Judas makes another comeback

Judas makes another comeback

The story about how Judas has been misrepresented in the Gospels and was mainly trying to rescue Jesus from false notions of messiahood has surfaced again - via a Jeffrey Archer novel.

This time old suspect Frank Moloney was being interviewed on BBC Radio 4 about a fictional account he has helped a well-known ex-jailbird with. Judas has a long-standing role as an imaginative and imagined figure in literature and popular culture. Somehow Desmond Tutu's name got dragged in to this one, too.

Meanwhile, ex-Catholic Herald editor Peter Stanford ('Jesus has always intrigued me...') has picked up the trail on The Gospel According to Judas: By Benjamin Iscariot, by Jeffrey Archer and Francis J Moloney (Macmillan, 2007) in The Daily Telegraph.

Earlier in the year, New Testament scholar Deirdre Good from GTS New York City helpfully overviewed a range of new books on 'The Gospel of Judas' text, which evoked a media storm when it came to light. An online version of her 2006 Holy Week presentation at Trinity Wall Street Episcopal Church ('What would Judas do?') was made available as a webcast.

Also writing in January 2007, Mark Goodacre, Associate Professor of New Testament in the Religion Department at Duke University, commented: "Jeffrey Archer has a book due out on Judas, co-written with Frank Moloney, this March (Archer writes Gospel of Judas), already mentioned by Jim Davila on Paleojudaica. I first heard of the story on Andrew Marr's Sunday AM on BBC1. What interested me was the general surprise with which Marr and [tabloid writer] Ann Leslie greeted the idea of rehabilitating Judas, a useful reminder that however much we might think that the media has been saturated with stories about Judas over the last year or so, that is a pretty jaundiced, religion students' perspective. It had clearly completely passed by educated and intelligent readers like Marr, and required a recognisable tag like 'Jeffrey Archer' to deem it noticeable."
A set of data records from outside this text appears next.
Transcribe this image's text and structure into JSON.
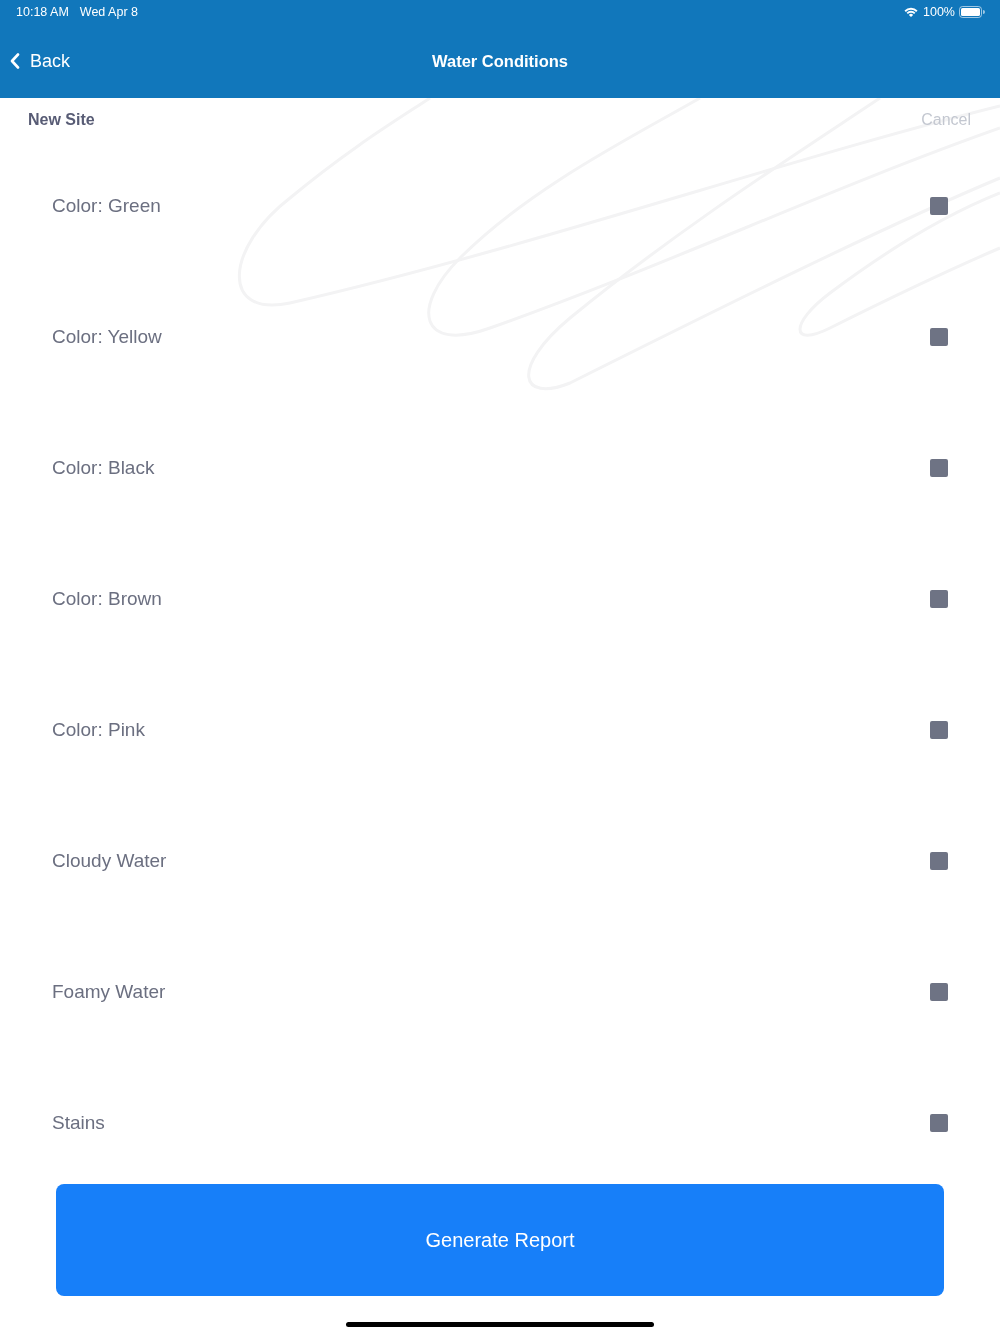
{
  "status_bar": {
    "time": "10:18 AM",
    "date": "Wed Apr 8",
    "battery": "100%"
  },
  "nav_bar": {
    "back": "Back",
    "title": "Water Conditions"
  },
  "sub_header": {
    "title": "New Site",
    "cancel": {
      "label": "Cancel",
      "disabled": true
    }
  },
  "conditions": [
    {
      "label": "Color: Green",
      "checked": false
    },
    {
      "label": "Color: Yellow",
      "checked": false
    },
    {
      "label": "Color: Black",
      "checked": false
    },
    {
      "label": "Color: Brown",
      "checked": false
    },
    {
      "label": "Color: Pink",
      "checked": false
    },
    {
      "label": "Cloudy Water",
      "checked": false
    },
    {
      "label": "Foamy Water",
      "checked": false
    },
    {
      "label": "Stains",
      "checked": false
    }
  ],
  "generate_button": {
    "label": "Generate Report"
  }
}
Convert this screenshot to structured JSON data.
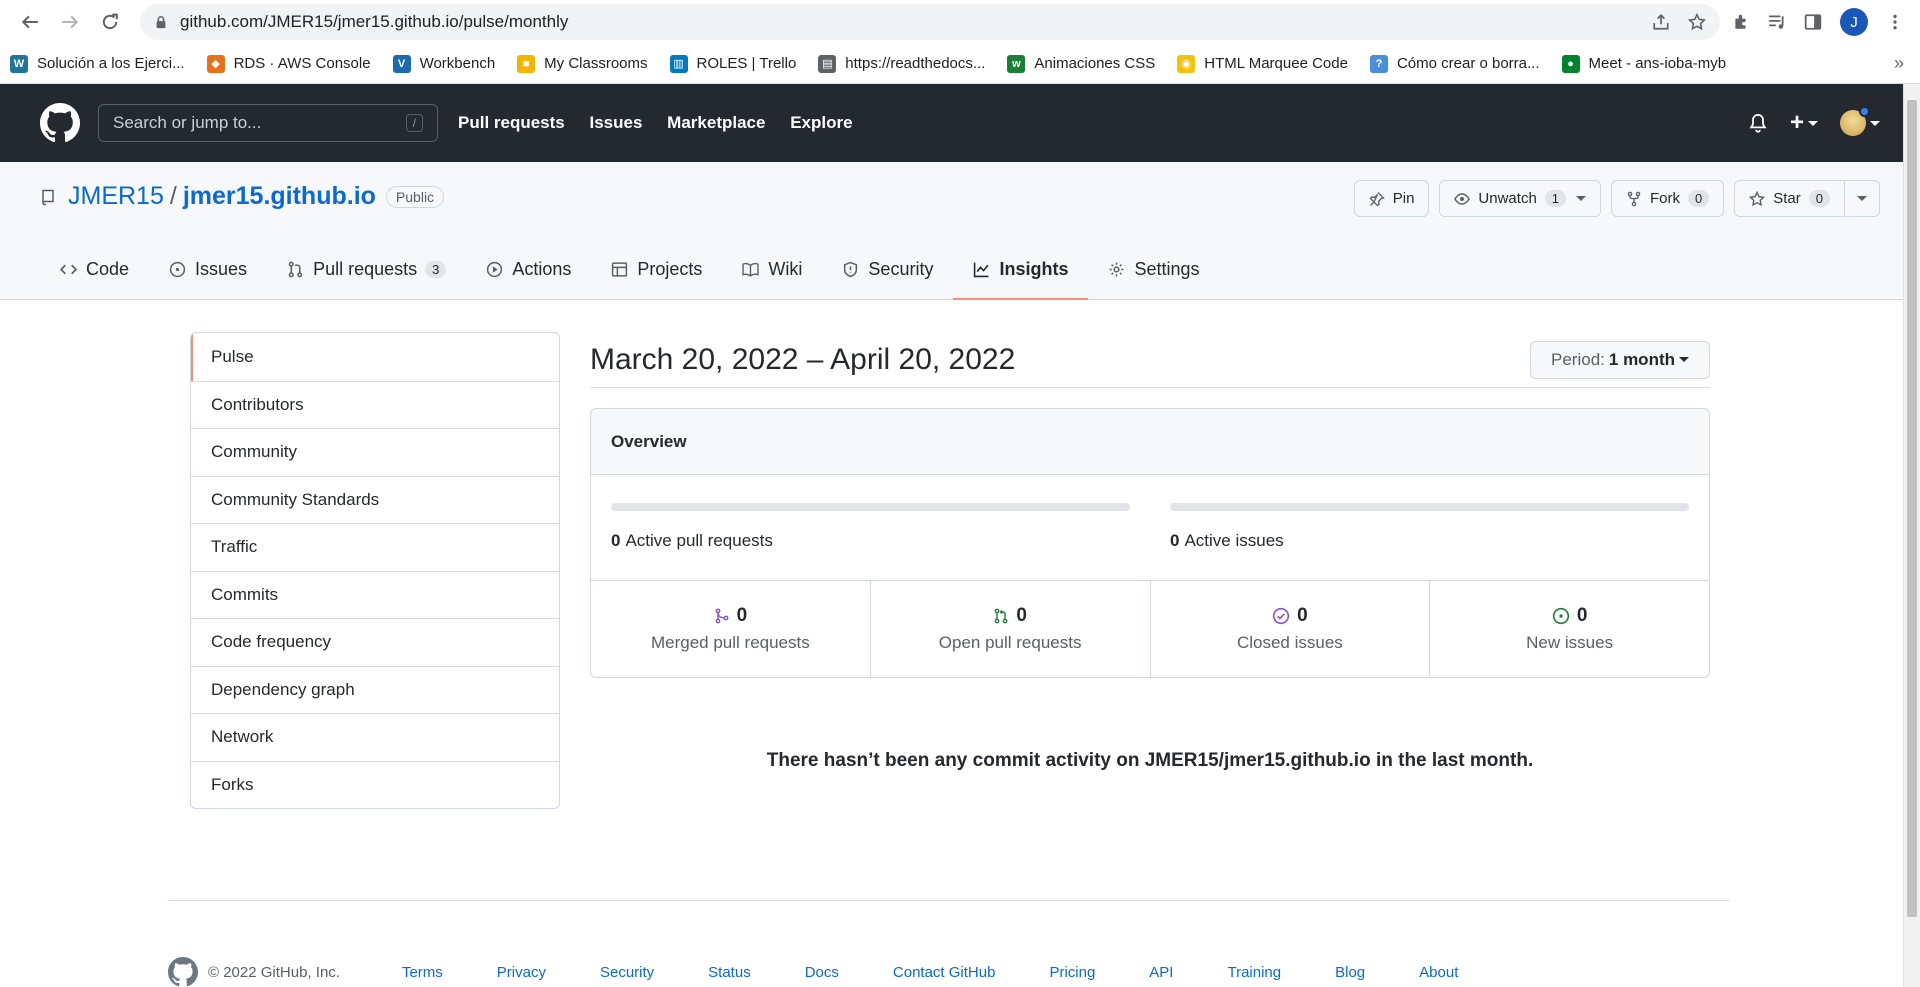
{
  "browser": {
    "url": "github.com/JMER15/jmer15.github.io/pulse/monthly",
    "profile_initial": "J",
    "bookmarks": [
      {
        "label": "Solución a los Ejerci...",
        "color": "#21759b",
        "glyph": "W"
      },
      {
        "label": "RDS · AWS Console",
        "color": "#e8711a",
        "glyph": "◆"
      },
      {
        "label": "Workbench",
        "color": "#1b6cb0",
        "glyph": "V"
      },
      {
        "label": "My Classrooms",
        "color": "#f4b400",
        "glyph": "■"
      },
      {
        "label": "ROLES | Trello",
        "color": "#0079bf",
        "glyph": "▥"
      },
      {
        "label": "https://readthedocs...",
        "color": "#5f6368",
        "glyph": "▤"
      },
      {
        "label": "Animaciones CSS",
        "color": "#1a7f37",
        "glyph": "w"
      },
      {
        "label": "HTML Marquee Code",
        "color": "#f4c20d",
        "glyph": "◉"
      },
      {
        "label": "Cómo crear o borra...",
        "color": "#4a90d9",
        "glyph": "?"
      },
      {
        "label": "Meet - ans-ioba-myb",
        "color": "#00832d",
        "glyph": "●"
      }
    ],
    "more_label": "»"
  },
  "gh_header": {
    "search_placeholder": "Search or jump to...",
    "search_key": "/",
    "nav": [
      "Pull requests",
      "Issues",
      "Marketplace",
      "Explore"
    ],
    "plus_label": "+"
  },
  "repo": {
    "owner": "JMER15",
    "separator": "/",
    "name": "jmer15.github.io",
    "visibility": "Public",
    "pin_label": "Pin",
    "unwatch_label": "Unwatch",
    "unwatch_count": "1",
    "fork_label": "Fork",
    "fork_count": "0",
    "star_label": "Star",
    "star_count": "0"
  },
  "tabs": [
    {
      "label": "Code",
      "icon": "code-icon"
    },
    {
      "label": "Issues",
      "icon": "issue-icon"
    },
    {
      "label": "Pull requests",
      "icon": "pull-request-icon",
      "count": "3"
    },
    {
      "label": "Actions",
      "icon": "play-icon"
    },
    {
      "label": "Projects",
      "icon": "table-icon"
    },
    {
      "label": "Wiki",
      "icon": "book-icon"
    },
    {
      "label": "Security",
      "icon": "shield-icon"
    },
    {
      "label": "Insights",
      "icon": "graph-icon",
      "active": true
    },
    {
      "label": "Settings",
      "icon": "gear-icon"
    }
  ],
  "side_menu": [
    "Pulse",
    "Contributors",
    "Community",
    "Community Standards",
    "Traffic",
    "Commits",
    "Code frequency",
    "Dependency graph",
    "Network",
    "Forks"
  ],
  "pulse": {
    "date_range": "March 20, 2022 – April 20, 2022",
    "period_label": "Period:",
    "period_value": "1 month",
    "overview_title": "Overview",
    "active_prs_count": "0",
    "active_prs_label": "Active pull requests",
    "active_issues_count": "0",
    "active_issues_label": "Active issues",
    "stats": [
      {
        "count": "0",
        "label": "Merged pull requests",
        "icon": "git-merge-icon",
        "color": "#8250df"
      },
      {
        "count": "0",
        "label": "Open pull requests",
        "icon": "git-pull-request-icon",
        "color": "#1a7f37"
      },
      {
        "count": "0",
        "label": "Closed issues",
        "icon": "issue-closed-icon",
        "color": "#8250df"
      },
      {
        "count": "0",
        "label": "New issues",
        "icon": "issue-opened-icon",
        "color": "#1a7f37"
      }
    ],
    "no_activity": "There hasn’t been any commit activity on JMER15/jmer15.github.io in the last month."
  },
  "footer": {
    "copyright": "© 2022 GitHub, Inc.",
    "links": [
      "Terms",
      "Privacy",
      "Security",
      "Status",
      "Docs",
      "Contact GitHub",
      "Pricing",
      "API",
      "Training",
      "Blog",
      "About"
    ]
  }
}
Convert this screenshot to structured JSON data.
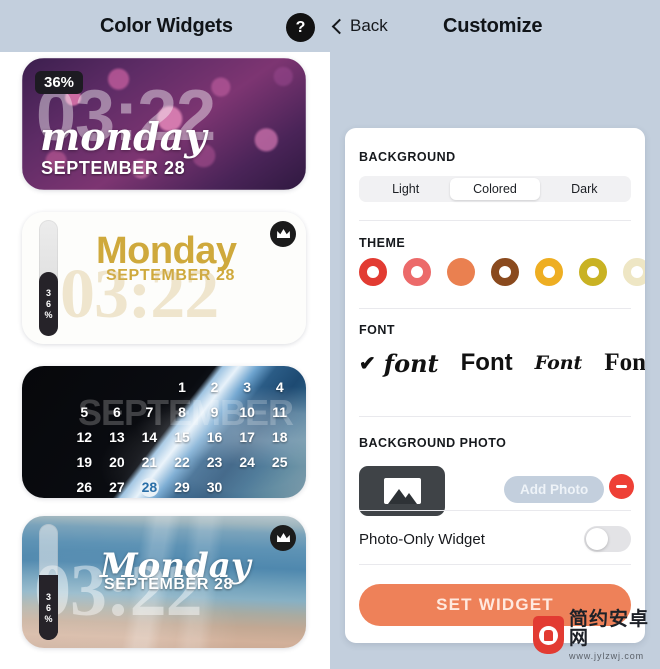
{
  "header": {
    "app_title": "Color Widgets",
    "help_icon_label": "?",
    "back_label": "Back",
    "screen_title": "Customize"
  },
  "previews": [
    {
      "id": "widget-floral",
      "style": "floral-purple",
      "battery_badge": "36%",
      "clock": "03:22",
      "day": "monday",
      "date": "SEPTEMBER 28",
      "has_crown": false
    },
    {
      "id": "widget-white-gold",
      "style": "white-gold",
      "battery_value": "36%",
      "battery_digits": [
        "3",
        "6",
        "%"
      ],
      "clock": "03:22",
      "day": "Monday",
      "date": "SEPTEMBER 28",
      "has_crown": true
    },
    {
      "id": "widget-calendar-earth",
      "style": "calendar-earth",
      "month_watermark": "SEPTEMBER",
      "days": [
        "",
        "",
        "",
        "1",
        "2",
        "3",
        "4",
        "5",
        "6",
        "7",
        "8",
        "9",
        "10",
        "11",
        "12",
        "13",
        "14",
        "15",
        "16",
        "17",
        "18",
        "19",
        "20",
        "21",
        "22",
        "23",
        "24",
        "25",
        "26",
        "27",
        "28",
        "29",
        "30"
      ],
      "today": "28",
      "has_crown": false
    },
    {
      "id": "widget-beach",
      "style": "beach",
      "battery_value": "36%",
      "battery_digits": [
        "3",
        "6",
        "%"
      ],
      "clock": "03:22",
      "day": "Monday",
      "date": "SEPTEMBER 28",
      "has_crown": true
    }
  ],
  "panel": {
    "background": {
      "label": "BACKGROUND",
      "options": [
        "Light",
        "Colored",
        "Dark"
      ],
      "selected": "Colored"
    },
    "theme": {
      "label": "THEME",
      "swatches": [
        {
          "color": "#e23b32",
          "type": "ring",
          "selected": true
        },
        {
          "color": "#ec6a6a",
          "type": "ring",
          "selected": false
        },
        {
          "color": "#ea8050",
          "type": "solid",
          "selected": false
        },
        {
          "color": "#8a4a1e",
          "type": "ring",
          "selected": false
        },
        {
          "color": "#eeae22",
          "type": "ring",
          "selected": false
        },
        {
          "color": "#c9b223",
          "type": "ring",
          "selected": false
        },
        {
          "color": "#eee6c4",
          "type": "ring",
          "selected": false
        }
      ]
    },
    "font": {
      "label": "FONT",
      "check_glyph": "✔",
      "options": [
        {
          "sample": "font",
          "style": "script",
          "selected": true
        },
        {
          "sample": "Font",
          "style": "bold-sans",
          "selected": false
        },
        {
          "sample": "Font",
          "style": "brush",
          "selected": false
        },
        {
          "sample": "Fon",
          "style": "serif",
          "selected": false
        }
      ]
    },
    "background_photo": {
      "label": "BACKGROUND PHOTO",
      "thumb_icon": "image-icon",
      "add_button": "Add Photo",
      "remove_button": "remove-icon"
    },
    "photo_only": {
      "label": "Photo-Only Widget",
      "enabled": false
    },
    "cta": {
      "label": "SET WIDGET",
      "color": "#ee8159"
    }
  },
  "watermark": {
    "site_name": "简约安卓网",
    "url": "www.jylzwj.com"
  }
}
In The New York Review of books last year, three writers offered a popular review ('The Betrayer's Gospel') of The Gospel of Judas from Codex Tchacos, edited by Rodolphe Kasser, Marvin Meyer, and Gregor Wurst (National Geographic, 2006). They commented:

"The Gospel of Judas is unlikely to shake many Christians' faith in the traditional account of Jesus' betrayal and crucifixion, but it does provide us with a sophisticated meditation on the relationship between God and evil—one that was perhaps inspired by personal experience as much as philosophical curiosity. (After all, the experience of being demonized—as the author may have been—would understandably lead an early Christian to rethink the problem of evil.) The answers that this author came up with are far removed from the clichés of Gnostic dualism. In fact, by bringing Judas into the fold, this text actually ends up domesticating evil, at least in implying that the greatest betrayal can turn out to be an act of pious obedience. How convincing, or satisfying, we find such an interpretation is another question altogether."

Update, April 2007: Deirdre Good has added a couple of interesting weblog posts here and here which unpack the procedure of the book. She concludes: "In short, while this is unconvincing historical fiction, it is a fascinating reconstruction of how a branch of Roman Catholic scholarship sees Jesus' relationship to Judas. What would other Roman Catholic scholars like Raymond Brown (who had much to say on the subject of Jesus and women in John's gospel) have thought of this project? As for me, I'd prefer the gospel texts in all their richness and confrontive complexity when it comes to Judas. And I'd like to see some responsible historical fiction."